O Mundial de 1938: uma grande conquista do Brasil e de sua identidade nacional

Virgílio NetoAbril 27, 20184min0
O Brasil não venceu o Mundial de 1938 em França, ficou na terceira colocação. Entretanto foi um certame fundamental para a formação da identidade nacional e do imaginário colectivo brasileiro de pertencimento.

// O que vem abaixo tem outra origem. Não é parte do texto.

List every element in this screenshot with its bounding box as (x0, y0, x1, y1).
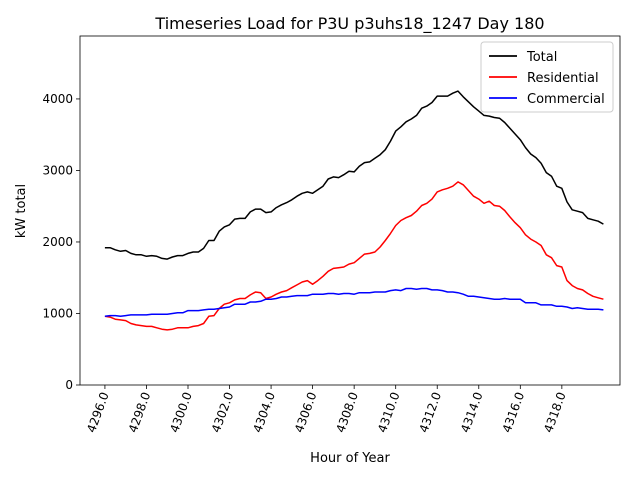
legend: Total Residential Commercial (480, 41, 614, 113)
series-line-commercial (104, 287, 604, 318)
legend-label-total: Total (526, 50, 557, 65)
y-tick-label: 4000 (42, 92, 73, 106)
legend-box (480, 41, 614, 113)
y-axis-label: kW total (14, 184, 29, 238)
x-axis-label: Hour of Year (310, 451, 390, 466)
y-tick-label: 2000 (42, 235, 73, 249)
y-tick-label: 1000 (42, 306, 73, 320)
chart-title: Timeseries Load for P3U p3uhs18_1247 Day… (154, 14, 544, 34)
y-tick-label: 0 (65, 378, 73, 392)
series-line-total (104, 90, 604, 260)
plot-frame (79, 35, 621, 386)
series-line-residential (104, 181, 604, 331)
legend-label-commercial: Commercial (527, 92, 605, 107)
legend-label-residential: Residential (527, 71, 599, 86)
y-tick-label: 3000 (42, 163, 73, 177)
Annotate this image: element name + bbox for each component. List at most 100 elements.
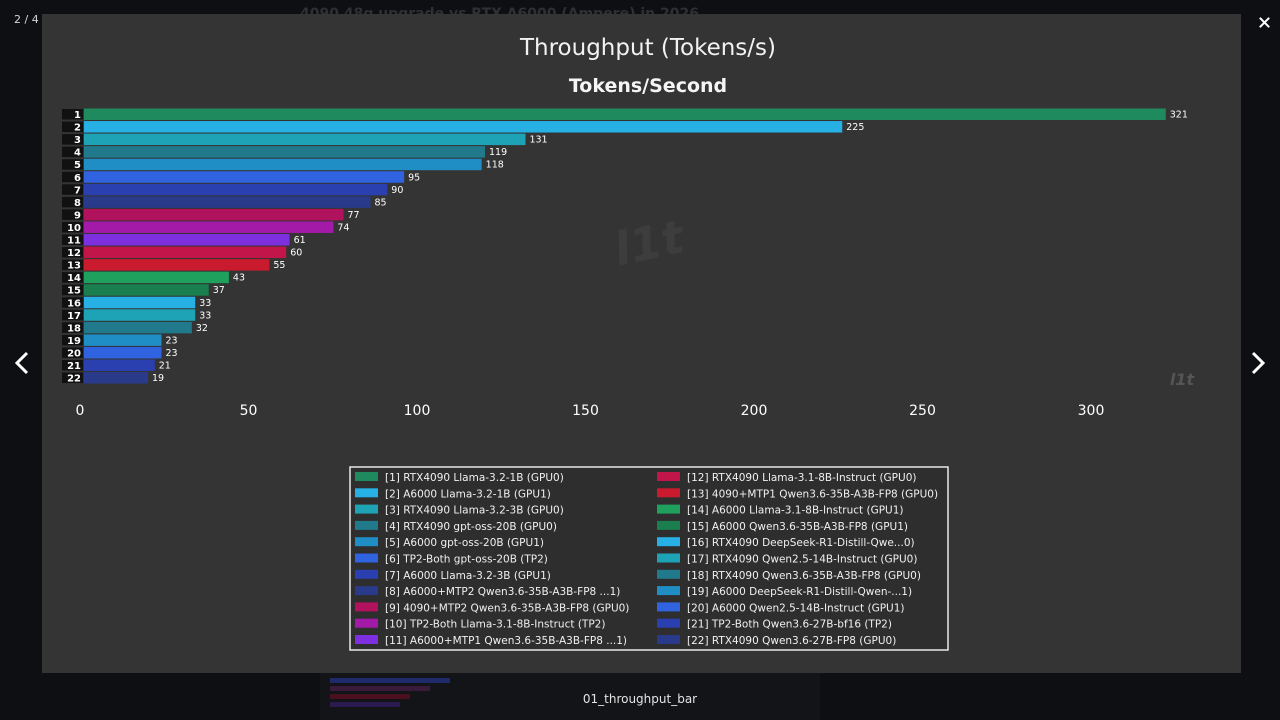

Muitos vão dizer que as principais conquistas do futebol do Brasil serão os cinco títulos mundiais, nomeadamente: o de 1958, 1962, 1970, 1994 e 2002. Entretanto, há todo um histórico que é preciso conhecer. Antes de qualquer primeira colocação, houve uma ocasião em especial muito importante não apenas para o futebol do Brasil, mas para a identidade nacional. O Mundial de 1938 em França e a terceira posição naquele certame.

Já foi tratado em outros artigos cá no Fair Play que o desporto e a selecção do futebol do Brasil são factores muito importantes para a formação da identidade brasileira. Há muitos “países” que existem dentro dele, haja vista as inúmeras diferenças regionais de ordem sócio-econômica. A Copa do Mundo de 1938 contribui muito para o imaginário colectivo brasileiro e sentimento de pertencimento ao Brasil. Por que?

Os anos 30 do século XX no Brasil foram marcados por um Golpe de Estado, uma guerra civil (quando o estado de São Paulo entrou em conflito armado contra o governo federal) em 1932, dois anos sem uma Constituição, e outro golpe, em 1937, que instituiu o “Estado Novo” (regime de excepção) em função sobretudo da ameaça do comunismo. Simultaneamente, o governo do país coloca em prática um discurso nacionalista e unificador.

Inclusive é organizada em 1937 uma cerimónia de queimas das bandeiras estaduais no estádio de São Januário (no Rio de Janeiro, que pertence ao C. R. Vasco da Gama). No mesmo ano, ganham popularidade as teses do Professor Gilberto Freyre e seu livro “Casa-Grande & Senzala”, de o que o Brasil e o Brasileiro são a mistura das três raças: do autóctone, do africano e do europeu.

A selecção brasileira que disputou o Mundial de França era a síntese deste ideal. Brasileiros com origens africanas e europeias sob uma mesma indumentária. Leônidas da Silva (de origem africana, cuja alcunha “Diamante Negro” virou nome de chocolate até hoje vendido). Havia também o avançado Perácio (há uma história que na viagem de navio para o Mundial ele levou binóculos para conseguir enxergar (!) a linha do Equador). Já Romeu Pellicciari era o indício da grande presença italiana no Brasil. Eles são alguns dos exemplos desta “mistura de raças” naquela equipa, ideia desejada pelo “Estado Novo” naquela época.

Foi também o primeiro mundial a ser transmitido pelo rádio para o Brasil. Gagliano Neto, da Rádio Clube do Brasil (Rio de Janeiro) foi o relator e grande responsável para aquele torneio ser tão especial para os brasileiros. Os jornais davam ampla cobertura ao escrete (que ainda não era canarinho) e reforçou o ideal de nação. O triunfo ante os polacos por 6 a 5 foi muito festejado e o revés ante os italianos por 2 bolas a 1, na meia-final, nem um pouco aceito. Alegaram de um penálti equivocadamente anotado em favor dos europeus, em função de uma suposta manobra para desfavorecer o futebol sul-americano.

Com tudo isso, é inegável a relevância daquela equipa e a terceira colocação naquele Mundial. O futebol entrava em definitivo como elemento formador da identidade nacional e talvez o principal. Era, de facto, a “mistura de raças” bem sucedida, com brasileiros das mais diversas origens étnicas e sócio-econômicas. O rádio e a imprensa escrita envolveram-se de tal maneira com o desporto, que torna muito difícil não associar o sucesso do futebol brasileiro a Leônidas da Silva, Domingos da Guia, Brandão, Argemiro e seus companheiros.

Os anos seguintes seriam determinantes para o futuro da modalidade no país e serão tratados em um próximo artigo.